Partnership: the IRS will treat any 2 member LLC as a partnership unless the LLC files Form 8832 to elect to be treated as a corporation. If the LLC is a partnership, normal partnership tax rules will apply to the LLC and each partner/member will file a Schedule K-1 on their personal tax returns. Again, you still have liability protection as an LLC, and the profits flow through to the owners of the LLC.
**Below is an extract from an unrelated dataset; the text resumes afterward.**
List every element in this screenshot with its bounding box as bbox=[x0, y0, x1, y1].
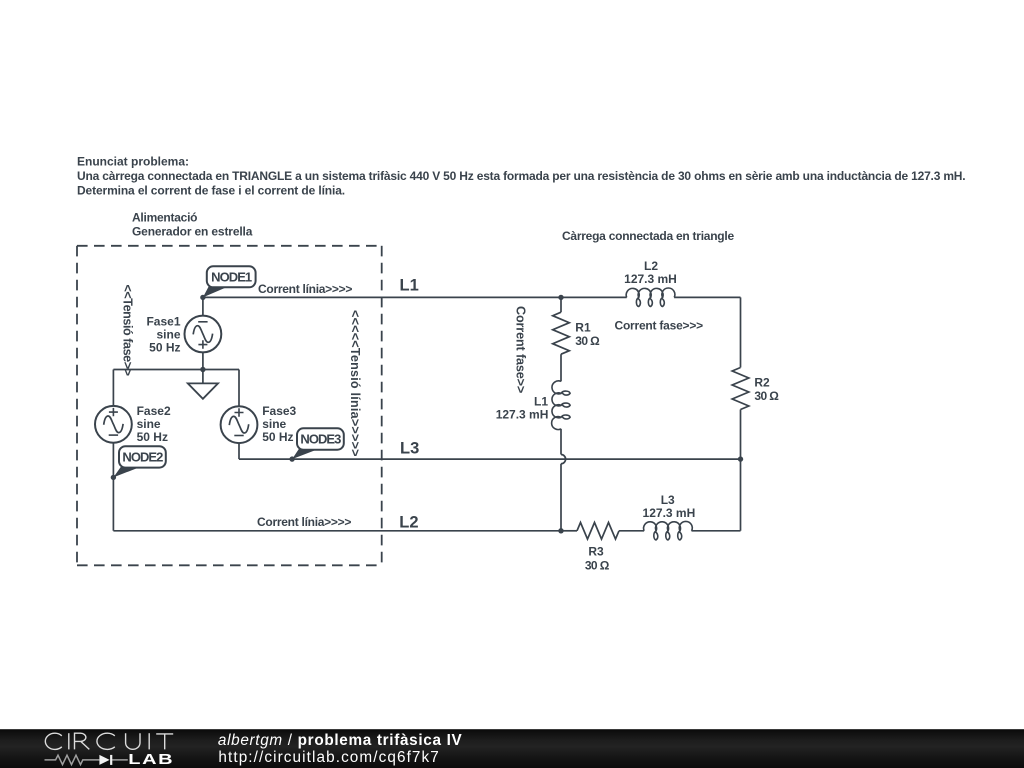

Corporation: no matter the size of the LLC, the member or members of the LLC can elect to be taxed as a corporation. You have to file Form 8832 with the IRS in order to get the corporation treatment for an LLC. But what the IRS now has is a choice between 2 corporation structures - C corporation or S corporation. We’ve already discussed C Corporations earlier in this article. S corporations are a popular choice for LLCs because S corporations elect to pass corporate income, losses, deductions, and credits through to their shareholders for federal tax purposes. Again, the tax consequences of the business flow through to the owners of the LLC, which is its members. This avoids what C Corporations can’t avoid: double taxation on the corporate income.
Partnerships
Generally, there isn’t the same legal documentation required of partnerships as there is for LLCs and corporations. In some states, a partnership can be recognized just by the actions of the parties, whether or not there is paperwork supporting that. Sometimes, partnerships are cloaked as “joint ventures” or “business opportunities,” but you should be careful about the intermixing of those terms. They are not the same. Partnerships typically involve 2 people working together, and you’re on the hook for whatever your partner does. And the partner is on the hook for whatever you do. Partnerships require a high level of trust between the partners and great communication. As discussed earlier in the article, partnerships are taxed at the individual level.
What documents do I need to form a business entity?
Consult your state’s Secretary of State’s website. Practically every state’s Secretary of State’s website has forms, that are free, anyone can use to form their corporation or LLC or partnership. If it feels unnerving, here are the steps:
Find the forms for the type of entity you want to create;
Corporation = Articles of Incorporation
LLC = Certificate of Organization
Partnership = Statement of Partnership Authority
Fill out the form;
If your state offers electronic filing, electronically file the completed form and expect to pay the filing fee + whatever credit card processing fees your state charges for the electronic filing (for example, Nebraska’s is $107, and Kansas’ is $150. Every state is different);
This is where things may differ by state - for some states, once the Secretary of State’s office files your organizing document, you are official. You have formed your business entity. For other states, you have to go through more procedures to be formally recognized as a business entity in the state you operate your business.
Some states require you to publish notice of your incorporation, which is an additional fee that you pay to the local publisher of a newspaper in your area.
Once you have formed your entity, make sure to do all of the other administrative tasks that shows anyone (and especially the IRS and potential judges or juries) that you’re following the legal requirements to maintain your business entity. This includes:
Creating your bylaws, any buy-sell agreements, and shareholder agreements for a corporation;
Creating your operating agreement for an LLC;
Creating a partnership agreement for a partnership.
For all business entities, keep your address and contact information current with the Secretary of State’s office. It’s important that the Secretary of State is able to find you to make sure you’re keeping up with any incorporation requirements your state requires.